– Какие цыпочки?
– Вставать на них, чтобы увидеть трибуну Первомая.
– Увидел?
– Нет, только Учителя. Он был выше площади и постоянно лез в глаза.
– Ты говоришь о движениях, а я спрашиваю о времени.
– Они и есть время. То и другое связаны по рукам и ногам.
– Но почему его много?
– По числу людей.
– Так ты имеешь в виду не время площади, а человека из толпы?
– Площадь слипалась в одно целое. И стоящие на ней тоже. Она – это они. Она одна, их великое множество, – продолжал он. – Попробуй постоять час до хруста костей. И потом, ведь речь не только о теле. Они кричат в едином порыве.

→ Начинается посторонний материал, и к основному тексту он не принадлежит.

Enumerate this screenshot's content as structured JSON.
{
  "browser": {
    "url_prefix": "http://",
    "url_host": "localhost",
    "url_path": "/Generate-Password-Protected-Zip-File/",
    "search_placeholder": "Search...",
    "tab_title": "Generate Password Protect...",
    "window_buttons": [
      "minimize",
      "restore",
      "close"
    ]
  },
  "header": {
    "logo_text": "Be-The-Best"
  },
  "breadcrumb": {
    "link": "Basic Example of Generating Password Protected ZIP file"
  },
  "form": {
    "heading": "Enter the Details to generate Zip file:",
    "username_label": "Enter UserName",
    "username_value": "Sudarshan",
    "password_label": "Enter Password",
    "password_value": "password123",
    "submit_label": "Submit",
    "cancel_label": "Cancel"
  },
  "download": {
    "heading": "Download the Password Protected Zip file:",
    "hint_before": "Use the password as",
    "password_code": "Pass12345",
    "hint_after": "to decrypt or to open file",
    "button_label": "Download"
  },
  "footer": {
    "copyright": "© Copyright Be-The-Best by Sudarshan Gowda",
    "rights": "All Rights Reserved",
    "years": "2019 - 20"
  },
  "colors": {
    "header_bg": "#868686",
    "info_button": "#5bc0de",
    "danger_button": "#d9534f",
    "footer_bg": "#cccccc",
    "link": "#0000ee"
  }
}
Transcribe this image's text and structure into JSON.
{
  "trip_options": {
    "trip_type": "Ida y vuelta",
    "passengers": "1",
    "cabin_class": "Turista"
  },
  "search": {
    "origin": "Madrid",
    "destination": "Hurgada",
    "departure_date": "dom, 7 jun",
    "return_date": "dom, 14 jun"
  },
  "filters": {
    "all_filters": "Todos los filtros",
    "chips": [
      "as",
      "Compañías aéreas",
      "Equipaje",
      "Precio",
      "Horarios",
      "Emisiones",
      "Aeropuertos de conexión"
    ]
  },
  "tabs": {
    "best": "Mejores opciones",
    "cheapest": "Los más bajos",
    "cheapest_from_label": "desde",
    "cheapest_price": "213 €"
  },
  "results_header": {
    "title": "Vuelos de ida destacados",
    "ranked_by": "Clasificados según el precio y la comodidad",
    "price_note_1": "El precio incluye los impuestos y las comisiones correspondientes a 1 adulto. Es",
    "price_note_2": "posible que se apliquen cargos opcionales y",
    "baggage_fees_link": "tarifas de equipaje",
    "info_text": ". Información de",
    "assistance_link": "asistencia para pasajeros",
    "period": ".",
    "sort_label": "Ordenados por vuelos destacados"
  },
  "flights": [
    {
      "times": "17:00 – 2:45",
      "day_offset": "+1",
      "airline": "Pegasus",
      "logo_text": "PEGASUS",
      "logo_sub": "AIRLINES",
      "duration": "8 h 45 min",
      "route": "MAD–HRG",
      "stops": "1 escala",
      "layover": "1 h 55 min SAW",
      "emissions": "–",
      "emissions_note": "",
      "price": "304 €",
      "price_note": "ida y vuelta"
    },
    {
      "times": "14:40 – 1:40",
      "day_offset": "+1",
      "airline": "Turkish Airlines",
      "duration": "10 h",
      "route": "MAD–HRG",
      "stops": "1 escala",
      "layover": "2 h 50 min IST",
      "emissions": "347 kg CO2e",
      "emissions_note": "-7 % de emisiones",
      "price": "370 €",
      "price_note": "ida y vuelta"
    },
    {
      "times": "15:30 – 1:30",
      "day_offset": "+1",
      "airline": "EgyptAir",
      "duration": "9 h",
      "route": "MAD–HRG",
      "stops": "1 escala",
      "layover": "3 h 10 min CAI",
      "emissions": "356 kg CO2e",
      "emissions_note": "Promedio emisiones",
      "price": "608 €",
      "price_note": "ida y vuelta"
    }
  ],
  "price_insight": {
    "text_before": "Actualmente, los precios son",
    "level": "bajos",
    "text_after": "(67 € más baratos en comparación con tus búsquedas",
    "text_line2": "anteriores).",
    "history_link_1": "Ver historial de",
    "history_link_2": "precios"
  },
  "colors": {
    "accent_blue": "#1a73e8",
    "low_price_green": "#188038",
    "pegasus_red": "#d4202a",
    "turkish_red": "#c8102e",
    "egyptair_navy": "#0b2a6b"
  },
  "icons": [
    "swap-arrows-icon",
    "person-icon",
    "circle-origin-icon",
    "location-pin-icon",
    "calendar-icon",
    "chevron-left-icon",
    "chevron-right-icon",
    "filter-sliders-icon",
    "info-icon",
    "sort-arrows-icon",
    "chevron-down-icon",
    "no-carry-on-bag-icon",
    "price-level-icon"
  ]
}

Их чувства прилегают один к другому и в основном по прямой линии. – Максим провел рукой сверху вниз.
– Что значит по прямой?
– Их выравнивает давление. Ты не можешь, оказавшись в толпе, думать и чувствовать по-своему. Кирпичи формуют прямоугольными, чтобы укладывать в стену, не подбирая один к другому, как камни. Площадь похожа на кирпичный завод.
– А как ты оцениваешь ее время?
– Оно очень велико, охватывая весь город. Каждый человек бывает там или идет мимо. Праздники отмечаются по календарю.
– Не понимаю.
– Учитель всегда на своем месте. На него смотрят, он вызывает вибрацию. Это душевные движения. В красные дни люди несут сюда портреты вождей, помосты для выступающих увешаны лозунгами. Кирпичи проходят через глубокий обжиг, становятся насквозь прокаленными и при ударе звенят.
– А чем все-таки измеряется ее время?
– Числом людей. Всех пропускают через огонь. Никого не останется – площадь закроют. Время каждого человека невелико, у постамента, можно сказать, совсем крошечное, но их много и сумма все растет и растет.
– Ты не уставал от площади?
– Спина затекала, шею приходилось тянуть.
– А говоришь, крошечная.
– Стоять пришлось долго, но помню только начало толпы и ее растворение.
– Скажи, каков признак конца?
– Дольше всех простоит памятник, он из бетона, только снаружи покрыт мрамором. Вообще, чем мертвее, тем надежнее. Вожди – живые люди и вынуждены скрывать усталость.
– Как это удается?
– Прячутся за свои портреты, не показываясь на глаза. Постепенно люди перестанут туда приходить, их будут сгонять.
Костя порывался спросить когда.
– Никто тебе этого не скажет. Маленькая страна может быстро переделать глину на кирпичи, большой нужно время.
– Война прорабатывает время, – повторил Костя. Он сделал усилие над собой и даже прикрыл глаза. Они мешали словам догонять смысл.
Максим знал, что смысл надо представить. Сам по себе он быстро рассеивается, покидая память.
– Я бы смотрел на нее под углом действия. Множество малых заставляют их быть одинаковыми. Только тогда они складываются. Ты считаешь их разными, но исходишь из них самих. Так и есть. Друг для друга они Иванов и Сидоров. Этого призвали из Тулы, того из Рязани. «Мы ребята на слуху, у нас пузо на боку». Рязанцы топор носили за поясом, как всякий плотник. Вот фигуру и сваливало вбок. А туляк слесарь. Их обоих не спутаешь. Но так только в мирной обстановке, которая особым образом разбрасывает их все дальше по русскому полю. А я смотрю сверху и вижу в них единицы строя, выровненного в шеренгах и в глубину – отделение, взвод, рота. Коробки идут в ногу, печатая шаг, оттого и одинаковые. Разным не прикажешь. Кто в лес, кто по дрова – не войско, а сброд, мигом рассеешь.
– Почему ты все время подчеркиваешь способность к сложению?
– Только так масса и энергия сходят в точку, опрокидывая врага и занимая территорию. Пространство войны растет, но в линию, – добавил Максим.
– Мотылек – это маневр, – сказал Костя, – тут все понятно. Как немцы напрягали время?